The Conflict of Interest Question
Understanding why the trial data remains unpublished requires understanding the business structure around BPC-157. Sikiric is not merely an academic researcher studying a compound. Croatian government records list him as an owner of PharmaCotherapia, the company that sponsored NCT02637284. He is also listed as CEO of Diagen, which holds patents for a "special stable version" of BPC-157.
This creates a specific conflict: the same individual who generates the animal research, references the unpublished human data in review articles, and controls the companies that would commercialize BPC-157 is also the person who decides whether and when to publish the clinical trial results. At no point in this chain is there an independent party with both the data and the incentive to publish it.
Patent considerations may also play a role. Publishing clinical trial data makes the compound's clinical profile public, which could benefit competitors. Keeping the data proprietary while referencing it in general terms ("effective in ulcerative colitis, phase II") allows Sikiric to claim clinical validation without exposing the details.
None of this means the trial results are negative. It means that the standard mechanisms for evaluating clinical evidence, independent peer review, data sharing, and replication, have not been applied to BPC-157's human data.
What the Chinese Military Data Adds
The Chinese military's independent BPC-157 research program partially fills the safety gap, though not with human data.
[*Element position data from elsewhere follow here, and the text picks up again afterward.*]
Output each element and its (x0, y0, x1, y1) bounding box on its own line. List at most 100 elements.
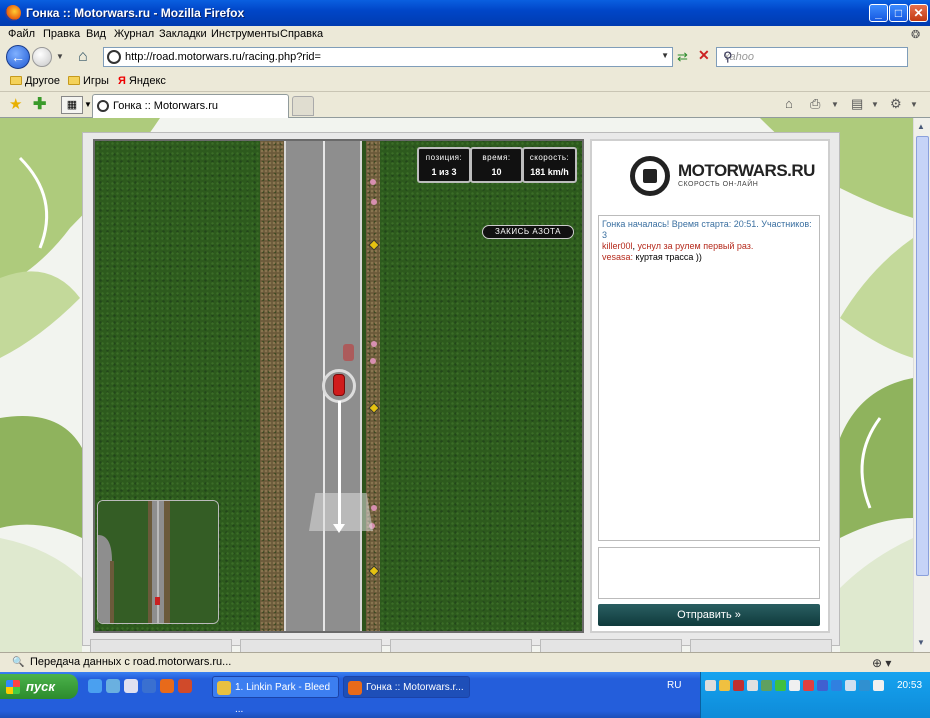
menu-history[interactable]: Журнал (114, 28, 154, 40)
bookmark-games[interactable]: Игры (68, 75, 109, 87)
vertical-scrollbar[interactable]: ▲ ▼ (913, 118, 930, 652)
page-bottom-tab[interactable] (240, 639, 382, 652)
dirt-shoulder-left (260, 141, 284, 631)
windows-flag-icon (6, 680, 20, 694)
firefox-icon (348, 681, 362, 695)
address-dropdown-icon[interactable]: ▼ (661, 51, 669, 60)
tray-icon[interactable] (733, 680, 744, 691)
page-bottom-tab[interactable] (690, 639, 832, 652)
throbber-icon: ❂ (911, 29, 921, 41)
scrollbar-thumb[interactable] (916, 136, 929, 576)
direction-arrow-head (333, 524, 345, 533)
menu-help[interactable]: Справка (280, 28, 323, 40)
forward-arrow-icon[interactable] (32, 47, 52, 67)
scroll-down-icon[interactable]: ▼ (917, 638, 925, 647)
reload-icon[interactable]: ⇄ (677, 49, 688, 65)
tray-icon[interactable] (747, 680, 758, 691)
minimap-drawing (98, 501, 218, 623)
dirt-shoulder-right (366, 141, 380, 631)
hud-speed: скорость: 181 km/h (522, 147, 577, 183)
task-winamp[interactable]: 1. Linkin Park - Bleed ... (212, 676, 339, 715)
tray-icon[interactable] (789, 680, 800, 691)
menu-bar: Файл Правка Вид Журнал Закладки Инструме… (0, 26, 930, 44)
search-input[interactable]: Yahoo ⚲ (716, 47, 908, 67)
firefox-quicklaunch-icon[interactable] (160, 679, 174, 693)
flower-decoration (370, 179, 376, 185)
nitro-button[interactable]: ЗАКИСЬ АЗОТА (482, 225, 574, 239)
task-label: 1. Linkin Park - Bleed ... (235, 682, 331, 715)
tray-icon[interactable] (845, 680, 856, 691)
gear-icon[interactable]: ⚙ (890, 96, 902, 112)
zoom-icon[interactable]: ⊕ ▾ (872, 656, 891, 670)
info-sidebar: MOTORWARS.RU СКОРОСТЬ ОН-ЛАЙН Гонка нача… (590, 139, 830, 633)
page-dropdown-icon[interactable]: ▼ (871, 100, 879, 109)
tray-icon[interactable] (803, 680, 814, 691)
tray-icon[interactable] (831, 680, 842, 691)
address-url: http://road.motorwars.ru/racing.php?rid= (125, 51, 321, 63)
chat-text: уснул за рулем первый раз. (637, 241, 754, 251)
tray-icon[interactable] (719, 680, 730, 691)
printer-dropdown-icon[interactable]: ▼ (831, 100, 839, 109)
addon-icon[interactable]: ✚ (33, 94, 46, 114)
tray-icon[interactable] (761, 680, 772, 691)
chat-message-input[interactable] (598, 547, 820, 599)
maximize-button[interactable]: □ (889, 4, 908, 22)
new-tab-button[interactable] (292, 96, 314, 116)
tray-icon[interactable] (775, 680, 786, 691)
quicklaunch-icon[interactable] (178, 679, 192, 693)
tab-list-icon[interactable]: ▦ (61, 96, 83, 114)
yandex-icon: Я (118, 75, 126, 87)
home-icon[interactable]: ⌂ (78, 48, 88, 66)
race-game-canvas[interactable]: позиция: 1 из 3 время: 10 скорость: 181 … (93, 139, 584, 633)
motorwars-logo-icon (630, 156, 670, 196)
menu-bookmarks[interactable]: Закладки (159, 28, 207, 40)
bookmark-yandex[interactable]: Я Яндекс (118, 75, 166, 87)
back-arrow-icon[interactable]: ← (6, 45, 30, 69)
page-icon[interactable]: ▤ (851, 96, 863, 112)
page-bottom-tab[interactable] (390, 639, 532, 652)
language-indicator[interactable]: RU (667, 680, 681, 691)
send-button[interactable]: Отправить » (598, 604, 820, 626)
tray-icon[interactable] (705, 680, 716, 691)
close-button[interactable]: ✕ (909, 4, 928, 22)
quicklaunch-icon[interactable] (106, 679, 120, 693)
menu-view[interactable]: Вид (86, 28, 106, 40)
menu-edit[interactable]: Правка (43, 28, 80, 40)
home-page-icon[interactable]: ⌂ (785, 96, 793, 111)
address-bar[interactable]: http://road.motorwars.ru/racing.php?rid=… (103, 47, 673, 67)
grass-right (380, 141, 582, 631)
bookmark-other[interactable]: Другое (10, 75, 60, 87)
firefox-icon (5, 5, 21, 21)
page-bottom-tab[interactable] (540, 639, 682, 652)
stop-icon[interactable]: ✕ (698, 47, 710, 64)
hud-speed-label: скорость: (529, 153, 570, 162)
menu-file[interactable]: Файл (8, 28, 35, 40)
folder-icon (10, 76, 22, 85)
quicklaunch-icon[interactable] (142, 679, 156, 693)
minimize-button[interactable]: _ (869, 4, 888, 22)
page-bottom-tab[interactable] (90, 639, 232, 652)
bookmark-star-icon[interactable]: ★ (9, 95, 22, 113)
task-firefox[interactable]: Гонка :: Motorwars.r... (343, 676, 470, 698)
scroll-up-icon[interactable]: ▲ (917, 122, 925, 131)
ie-icon[interactable] (88, 679, 102, 693)
volume-icon[interactable] (873, 680, 884, 691)
tray-icon[interactable] (817, 680, 828, 691)
window-title: Гонка :: Motorwars.ru - Mozilla Firefox (26, 6, 245, 20)
tab-motorwars[interactable]: Гонка :: Motorwars.ru (92, 94, 289, 118)
hud-speed-value: 181 km/h (530, 167, 569, 177)
tab-list-dropdown-icon[interactable]: ▼ (84, 100, 92, 109)
quicklaunch-icon[interactable] (124, 679, 138, 693)
race-chat-log[interactable]: Гонка началась! Время старта: 20:51. Уча… (598, 215, 820, 541)
start-button[interactable]: пуск (0, 674, 78, 699)
window-title-bar[interactable]: Гонка :: Motorwars.ru - Mozilla Firefox … (0, 0, 930, 26)
menu-tools[interactable]: Инструменты (211, 28, 280, 40)
history-dropdown-icon[interactable]: ▼ (56, 52, 64, 61)
gear-dropdown-icon[interactable]: ▼ (910, 100, 918, 109)
tray-icon[interactable] (859, 680, 870, 691)
hud-position-label: позиция: (425, 153, 463, 162)
search-icon[interactable]: ⚲ (723, 49, 901, 65)
printer-icon[interactable]: ⎙ (810, 96, 820, 112)
winamp-icon (217, 681, 231, 695)
brand-tagline: СКОРОСТЬ ОН-ЛАЙН (678, 181, 759, 188)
Their 2020 toxicology study tested BPC-157 across four species with no serious toxicity and explicitly stated that the preclinical safety data would "contribute to the initiation of an ongoing clinical study."[5] Their 2022 pharmacokinetics study provided the first ADME data for BPC-157.
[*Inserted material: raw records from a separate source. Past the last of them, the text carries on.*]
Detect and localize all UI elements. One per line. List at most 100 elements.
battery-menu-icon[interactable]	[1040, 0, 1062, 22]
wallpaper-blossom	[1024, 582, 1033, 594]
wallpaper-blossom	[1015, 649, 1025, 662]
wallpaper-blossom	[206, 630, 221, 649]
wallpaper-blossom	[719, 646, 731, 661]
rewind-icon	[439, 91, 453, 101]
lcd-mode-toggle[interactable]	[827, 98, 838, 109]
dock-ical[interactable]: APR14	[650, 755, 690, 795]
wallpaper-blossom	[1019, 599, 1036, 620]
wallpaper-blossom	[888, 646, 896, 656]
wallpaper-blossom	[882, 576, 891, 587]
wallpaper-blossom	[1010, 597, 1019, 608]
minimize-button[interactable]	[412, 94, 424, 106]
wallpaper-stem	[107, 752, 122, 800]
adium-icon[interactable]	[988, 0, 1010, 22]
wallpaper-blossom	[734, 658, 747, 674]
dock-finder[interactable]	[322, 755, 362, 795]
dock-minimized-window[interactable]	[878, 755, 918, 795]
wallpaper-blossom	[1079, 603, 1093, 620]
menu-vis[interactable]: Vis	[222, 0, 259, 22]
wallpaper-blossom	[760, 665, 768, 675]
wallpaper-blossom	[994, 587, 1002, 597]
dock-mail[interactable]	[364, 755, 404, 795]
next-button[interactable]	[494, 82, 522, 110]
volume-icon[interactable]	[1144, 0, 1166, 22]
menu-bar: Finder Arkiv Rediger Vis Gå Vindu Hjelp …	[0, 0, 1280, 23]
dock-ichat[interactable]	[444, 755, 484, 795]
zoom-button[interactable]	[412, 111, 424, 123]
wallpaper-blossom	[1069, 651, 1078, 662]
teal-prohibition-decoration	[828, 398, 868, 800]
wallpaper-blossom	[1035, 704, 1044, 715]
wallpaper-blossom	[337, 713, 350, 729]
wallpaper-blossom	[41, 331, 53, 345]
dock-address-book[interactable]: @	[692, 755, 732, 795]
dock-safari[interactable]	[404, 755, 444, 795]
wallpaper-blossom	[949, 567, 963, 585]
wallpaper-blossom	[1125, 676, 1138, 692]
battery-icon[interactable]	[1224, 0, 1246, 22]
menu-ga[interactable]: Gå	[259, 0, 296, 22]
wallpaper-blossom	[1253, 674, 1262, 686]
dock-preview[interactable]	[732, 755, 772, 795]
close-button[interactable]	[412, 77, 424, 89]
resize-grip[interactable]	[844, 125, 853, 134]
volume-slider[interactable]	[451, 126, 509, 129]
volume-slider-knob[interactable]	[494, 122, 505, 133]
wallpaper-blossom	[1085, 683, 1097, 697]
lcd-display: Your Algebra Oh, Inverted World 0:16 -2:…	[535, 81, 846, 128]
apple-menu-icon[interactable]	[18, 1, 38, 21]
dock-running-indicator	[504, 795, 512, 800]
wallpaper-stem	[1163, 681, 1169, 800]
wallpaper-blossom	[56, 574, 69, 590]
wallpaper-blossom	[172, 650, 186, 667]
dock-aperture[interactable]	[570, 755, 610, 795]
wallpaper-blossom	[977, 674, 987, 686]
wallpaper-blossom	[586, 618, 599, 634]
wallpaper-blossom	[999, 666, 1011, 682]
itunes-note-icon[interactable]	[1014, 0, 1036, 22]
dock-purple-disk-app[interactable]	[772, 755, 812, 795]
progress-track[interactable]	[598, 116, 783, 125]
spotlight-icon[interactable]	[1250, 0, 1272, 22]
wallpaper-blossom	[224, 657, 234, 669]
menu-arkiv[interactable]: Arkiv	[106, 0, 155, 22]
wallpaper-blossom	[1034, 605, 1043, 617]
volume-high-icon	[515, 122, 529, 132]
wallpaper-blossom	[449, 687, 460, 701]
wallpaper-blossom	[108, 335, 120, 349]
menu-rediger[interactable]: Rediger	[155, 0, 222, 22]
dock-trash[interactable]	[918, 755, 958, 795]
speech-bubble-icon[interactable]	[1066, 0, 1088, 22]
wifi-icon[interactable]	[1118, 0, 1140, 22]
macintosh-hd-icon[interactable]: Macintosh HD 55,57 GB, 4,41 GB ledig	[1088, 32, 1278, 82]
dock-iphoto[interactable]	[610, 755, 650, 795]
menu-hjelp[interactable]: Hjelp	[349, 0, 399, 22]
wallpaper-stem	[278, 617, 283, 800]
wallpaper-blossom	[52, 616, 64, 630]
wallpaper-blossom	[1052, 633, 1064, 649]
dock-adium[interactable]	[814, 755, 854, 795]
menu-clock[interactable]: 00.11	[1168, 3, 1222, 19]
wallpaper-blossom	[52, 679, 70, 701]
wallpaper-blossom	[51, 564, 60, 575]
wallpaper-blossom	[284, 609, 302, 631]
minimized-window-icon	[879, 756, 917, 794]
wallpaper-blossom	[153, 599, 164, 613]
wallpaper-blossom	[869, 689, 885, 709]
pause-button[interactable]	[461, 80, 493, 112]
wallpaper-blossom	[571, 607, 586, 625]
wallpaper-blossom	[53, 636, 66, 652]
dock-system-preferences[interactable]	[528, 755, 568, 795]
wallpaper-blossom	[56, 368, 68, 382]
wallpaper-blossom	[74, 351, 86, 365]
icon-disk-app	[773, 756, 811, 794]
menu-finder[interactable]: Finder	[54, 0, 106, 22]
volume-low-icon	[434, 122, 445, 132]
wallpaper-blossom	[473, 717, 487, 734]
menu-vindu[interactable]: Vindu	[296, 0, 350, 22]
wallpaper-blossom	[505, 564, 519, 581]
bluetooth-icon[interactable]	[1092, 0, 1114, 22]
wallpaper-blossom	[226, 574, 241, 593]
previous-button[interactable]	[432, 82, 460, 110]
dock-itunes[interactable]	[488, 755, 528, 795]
These studies are valuable because they come from an institution with no commercial interest in BPC-157 and follow regulatory-grade protocols. But they do not substitute for published human trial data. The Chinese group has not yet published human studies of their own.
The Broader Pattern
BPC-157's ghost trial is not unique in pharmaceutical history. Many promising compounds have had trials that were completed but never published. What makes BPC-157's case distinctive is the combination of factors:
- The compound has a massive and growing consumer market despite having no published human efficacy data
- The developer continues to publish animal studies at a prolific rate while leaving the human data unpublished
- The unpublished results are actively cited in published papers as evidence of safety and efficacy
- The compound is at the center of a major FDA regulatory battle, with its Category 2 classification partly driven by the absence of clinical evidence
For the limits of BPC-157 research more broadly and why the evidence gap persists, see our dedicated article. For BPC-157's current regulatory status and why the FDA placed it on the Category 2 list, see our pillar article on peptide regulation.
The Bottom Line
BPC-157 completed a Phase II trial for ulcerative colitis and a Phase I safety study, but neither has produced a peer-reviewed publication. The developer references these trials in subsequent papers as showing efficacy and safety, but the underlying data remains inaccessible to independent scientists. As of March 2026, the total published human BPC-157 data comes from approximately 19 subjects studied by an independent US researcher. The ghost trial is not proof that BPC-157 does not work or is not safe. It is proof that the standard process for evaluating clinical evidence has not been completed, and that the safety claims underpinning millions of dollars in consumer spending rest on self-reported, unpublished data from the compound's developer.